Expected aggregate (what a correct run looks like)

  • Total flags: 6 (well within the ≤8 cap — no suppression needed).
  • By check: C1 = 1 (Case 3) · C2 = 2 (Cases 1, 6) · C3 = 1 (Case 5) · C4 = 1 (Case 4) · C5 = 1 (Case 2).
  • By severity: BLOCK = 3 (Cases 1, 2, 5 — unsupported pivot premise, unanswered small-org objection, premise/recommendation contradiction) · REWORK = 3 (Cases 3, 4, 6) · NICE = 0.
  • All six are argument blind spots: none is a craft defect (editorial- reviewer's domain), a language defect (language-reviewer), a factual error (fact-reviewer), or a resonance miss (persona-reviewer). The in-session gates passed the draft on every one of those axes — and still the argument did not hold, because they read it through the session's framing. The cold read is the quantified case for the gate.

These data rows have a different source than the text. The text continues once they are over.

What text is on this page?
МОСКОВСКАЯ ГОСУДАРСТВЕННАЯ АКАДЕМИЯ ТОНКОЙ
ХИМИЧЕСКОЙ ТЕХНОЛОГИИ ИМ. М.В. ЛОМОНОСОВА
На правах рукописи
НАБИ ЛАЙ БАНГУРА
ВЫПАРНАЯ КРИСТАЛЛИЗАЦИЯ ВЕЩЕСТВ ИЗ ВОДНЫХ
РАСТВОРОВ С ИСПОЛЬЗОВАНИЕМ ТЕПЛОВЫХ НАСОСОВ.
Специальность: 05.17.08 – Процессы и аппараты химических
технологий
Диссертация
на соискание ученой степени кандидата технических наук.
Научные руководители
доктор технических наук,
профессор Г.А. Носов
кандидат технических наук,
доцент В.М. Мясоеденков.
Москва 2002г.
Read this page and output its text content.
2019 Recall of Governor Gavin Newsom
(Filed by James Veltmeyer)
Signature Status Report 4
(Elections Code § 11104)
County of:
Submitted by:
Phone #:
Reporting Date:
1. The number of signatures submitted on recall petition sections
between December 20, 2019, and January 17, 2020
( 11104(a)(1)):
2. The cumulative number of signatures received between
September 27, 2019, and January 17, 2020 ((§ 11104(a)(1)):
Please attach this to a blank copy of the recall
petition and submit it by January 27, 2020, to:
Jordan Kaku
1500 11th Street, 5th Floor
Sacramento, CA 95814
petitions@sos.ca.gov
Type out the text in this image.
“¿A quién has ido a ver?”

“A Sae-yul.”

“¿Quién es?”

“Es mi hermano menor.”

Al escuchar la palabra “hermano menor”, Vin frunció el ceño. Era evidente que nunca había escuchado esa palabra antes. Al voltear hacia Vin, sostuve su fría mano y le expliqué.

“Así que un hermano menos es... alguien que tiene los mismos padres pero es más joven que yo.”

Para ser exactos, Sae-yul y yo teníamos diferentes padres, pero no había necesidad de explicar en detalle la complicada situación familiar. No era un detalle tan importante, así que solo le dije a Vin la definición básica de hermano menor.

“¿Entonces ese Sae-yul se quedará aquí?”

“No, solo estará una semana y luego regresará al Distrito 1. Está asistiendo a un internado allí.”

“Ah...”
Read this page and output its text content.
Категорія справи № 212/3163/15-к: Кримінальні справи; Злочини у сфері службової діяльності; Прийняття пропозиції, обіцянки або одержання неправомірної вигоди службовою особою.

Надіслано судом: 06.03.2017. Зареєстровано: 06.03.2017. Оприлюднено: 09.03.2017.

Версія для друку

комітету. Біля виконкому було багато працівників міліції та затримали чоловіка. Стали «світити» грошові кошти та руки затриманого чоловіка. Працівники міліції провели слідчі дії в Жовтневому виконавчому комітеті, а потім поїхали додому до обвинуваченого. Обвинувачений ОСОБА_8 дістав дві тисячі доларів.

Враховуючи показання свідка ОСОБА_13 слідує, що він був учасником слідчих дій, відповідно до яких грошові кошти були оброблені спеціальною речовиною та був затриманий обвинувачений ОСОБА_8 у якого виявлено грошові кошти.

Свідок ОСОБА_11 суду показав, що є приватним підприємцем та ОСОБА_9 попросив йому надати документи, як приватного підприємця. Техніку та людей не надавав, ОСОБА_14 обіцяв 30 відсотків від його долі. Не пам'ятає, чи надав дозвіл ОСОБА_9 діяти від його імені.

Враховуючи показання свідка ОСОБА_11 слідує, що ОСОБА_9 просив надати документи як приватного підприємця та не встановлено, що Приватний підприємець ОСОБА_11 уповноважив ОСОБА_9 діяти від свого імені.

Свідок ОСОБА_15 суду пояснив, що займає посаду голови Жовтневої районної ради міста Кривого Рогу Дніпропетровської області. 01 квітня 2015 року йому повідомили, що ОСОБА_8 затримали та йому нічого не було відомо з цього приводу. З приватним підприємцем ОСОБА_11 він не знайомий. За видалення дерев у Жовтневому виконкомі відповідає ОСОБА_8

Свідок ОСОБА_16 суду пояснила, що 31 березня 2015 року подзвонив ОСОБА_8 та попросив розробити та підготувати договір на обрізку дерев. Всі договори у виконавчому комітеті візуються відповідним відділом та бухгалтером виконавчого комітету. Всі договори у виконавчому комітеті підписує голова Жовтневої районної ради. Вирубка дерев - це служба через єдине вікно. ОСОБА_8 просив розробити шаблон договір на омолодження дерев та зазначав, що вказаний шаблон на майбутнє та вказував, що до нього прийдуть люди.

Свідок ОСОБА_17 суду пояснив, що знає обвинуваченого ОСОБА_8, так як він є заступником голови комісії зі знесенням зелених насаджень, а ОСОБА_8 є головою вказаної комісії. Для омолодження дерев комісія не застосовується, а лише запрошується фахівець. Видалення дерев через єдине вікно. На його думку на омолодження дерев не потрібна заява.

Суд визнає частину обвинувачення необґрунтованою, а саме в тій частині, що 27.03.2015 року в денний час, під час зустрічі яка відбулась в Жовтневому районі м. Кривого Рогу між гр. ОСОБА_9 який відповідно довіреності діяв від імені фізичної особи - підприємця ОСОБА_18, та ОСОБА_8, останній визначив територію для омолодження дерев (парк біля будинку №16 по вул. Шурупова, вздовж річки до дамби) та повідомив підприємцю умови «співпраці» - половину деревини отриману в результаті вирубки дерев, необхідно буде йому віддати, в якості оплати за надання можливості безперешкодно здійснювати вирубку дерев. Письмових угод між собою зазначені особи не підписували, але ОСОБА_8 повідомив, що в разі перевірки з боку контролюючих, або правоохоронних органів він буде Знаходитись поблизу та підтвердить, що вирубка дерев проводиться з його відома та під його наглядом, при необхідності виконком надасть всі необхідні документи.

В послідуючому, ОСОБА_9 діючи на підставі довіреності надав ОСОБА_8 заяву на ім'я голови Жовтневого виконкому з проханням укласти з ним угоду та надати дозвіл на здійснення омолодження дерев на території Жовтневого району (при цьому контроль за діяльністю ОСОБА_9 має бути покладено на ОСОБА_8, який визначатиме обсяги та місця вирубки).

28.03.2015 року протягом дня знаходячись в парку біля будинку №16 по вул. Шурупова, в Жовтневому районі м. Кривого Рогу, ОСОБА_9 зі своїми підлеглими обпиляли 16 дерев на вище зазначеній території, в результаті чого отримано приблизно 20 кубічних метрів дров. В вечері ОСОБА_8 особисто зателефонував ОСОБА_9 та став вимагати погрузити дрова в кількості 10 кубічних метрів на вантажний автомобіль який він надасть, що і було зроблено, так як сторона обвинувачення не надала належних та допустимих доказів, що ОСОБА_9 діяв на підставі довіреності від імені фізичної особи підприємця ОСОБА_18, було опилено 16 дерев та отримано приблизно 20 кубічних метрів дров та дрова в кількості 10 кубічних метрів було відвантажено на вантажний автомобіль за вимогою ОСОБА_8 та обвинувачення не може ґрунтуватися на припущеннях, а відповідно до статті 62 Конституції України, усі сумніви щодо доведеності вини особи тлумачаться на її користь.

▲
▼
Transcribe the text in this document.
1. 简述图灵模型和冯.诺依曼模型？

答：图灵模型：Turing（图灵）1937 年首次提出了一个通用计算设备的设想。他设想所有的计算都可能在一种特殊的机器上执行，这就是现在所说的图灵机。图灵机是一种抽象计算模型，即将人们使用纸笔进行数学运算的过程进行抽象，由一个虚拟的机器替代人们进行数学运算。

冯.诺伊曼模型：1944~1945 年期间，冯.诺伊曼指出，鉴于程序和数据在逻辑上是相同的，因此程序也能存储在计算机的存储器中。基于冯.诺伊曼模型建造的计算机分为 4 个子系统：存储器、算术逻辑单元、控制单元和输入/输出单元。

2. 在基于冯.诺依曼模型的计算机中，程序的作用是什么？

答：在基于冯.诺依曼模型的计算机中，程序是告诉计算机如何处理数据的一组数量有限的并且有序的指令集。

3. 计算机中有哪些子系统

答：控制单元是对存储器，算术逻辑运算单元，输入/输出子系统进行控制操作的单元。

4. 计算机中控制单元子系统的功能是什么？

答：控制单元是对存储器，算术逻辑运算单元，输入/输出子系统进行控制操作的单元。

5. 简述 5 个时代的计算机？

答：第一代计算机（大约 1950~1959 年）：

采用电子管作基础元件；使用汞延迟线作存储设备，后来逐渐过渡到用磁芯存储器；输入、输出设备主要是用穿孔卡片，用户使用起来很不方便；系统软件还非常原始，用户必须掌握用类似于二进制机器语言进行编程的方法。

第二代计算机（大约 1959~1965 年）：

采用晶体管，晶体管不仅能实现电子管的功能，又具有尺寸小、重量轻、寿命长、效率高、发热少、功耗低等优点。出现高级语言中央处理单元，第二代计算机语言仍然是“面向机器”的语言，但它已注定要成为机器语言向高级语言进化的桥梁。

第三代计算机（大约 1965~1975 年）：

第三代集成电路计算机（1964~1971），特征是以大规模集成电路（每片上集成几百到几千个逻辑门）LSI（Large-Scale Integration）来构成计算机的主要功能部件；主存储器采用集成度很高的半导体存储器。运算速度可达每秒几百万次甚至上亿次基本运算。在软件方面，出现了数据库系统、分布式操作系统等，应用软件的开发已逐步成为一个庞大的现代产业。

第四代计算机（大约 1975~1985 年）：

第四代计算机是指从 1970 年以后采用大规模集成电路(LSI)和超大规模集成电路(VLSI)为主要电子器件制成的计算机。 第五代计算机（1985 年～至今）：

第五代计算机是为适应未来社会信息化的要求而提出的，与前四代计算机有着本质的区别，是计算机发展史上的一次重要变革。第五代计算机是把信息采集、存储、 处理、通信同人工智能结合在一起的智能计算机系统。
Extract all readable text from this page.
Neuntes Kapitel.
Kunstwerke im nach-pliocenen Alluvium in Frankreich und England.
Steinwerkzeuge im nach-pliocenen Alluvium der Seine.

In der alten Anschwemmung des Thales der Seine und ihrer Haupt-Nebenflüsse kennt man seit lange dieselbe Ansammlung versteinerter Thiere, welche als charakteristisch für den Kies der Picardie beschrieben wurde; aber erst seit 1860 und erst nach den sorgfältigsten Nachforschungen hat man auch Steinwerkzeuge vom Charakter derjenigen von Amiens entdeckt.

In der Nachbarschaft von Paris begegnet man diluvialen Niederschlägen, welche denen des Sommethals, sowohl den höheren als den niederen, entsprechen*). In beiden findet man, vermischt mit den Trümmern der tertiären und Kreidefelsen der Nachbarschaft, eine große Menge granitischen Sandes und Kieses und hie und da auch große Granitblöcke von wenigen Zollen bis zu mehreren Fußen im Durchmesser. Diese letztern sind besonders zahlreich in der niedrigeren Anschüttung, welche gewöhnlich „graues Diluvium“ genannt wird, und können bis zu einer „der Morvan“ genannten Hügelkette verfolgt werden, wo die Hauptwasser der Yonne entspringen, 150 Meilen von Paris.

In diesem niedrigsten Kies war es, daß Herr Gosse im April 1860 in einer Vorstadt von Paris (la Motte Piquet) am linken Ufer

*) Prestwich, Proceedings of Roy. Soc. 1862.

A run that reproduces ~these six directions, on the one argument-integritet axis, with ~these severities, is comparable to the cold adversarial read the gate is built to deliver. Exact wording is the editor's; the agent returns direction, not rewritten copy.

Calibration boundary

Whether the agent's live flags truly match this fasit is judged by the operator ([OPERATØR]), not self-certified here. This fixture is the calibration target, the same way editorial-reviewer-cases.md, persona-reviewer-cases.md, and fact-checker-cases.md are fasits for their agents.

Live-run note. A live run on the frozen Del 4 draft requires (a) a Claude Code session reload — a freshly added agent is not invokable until the plugin agent set is rebuilt at session start — and (b) a genuinely cold invocation (an isolated context with no drafting-session history, changelog, scope list, or pivot narrative reaching the agent). Until both hold, this fixture is the gold-standard of record.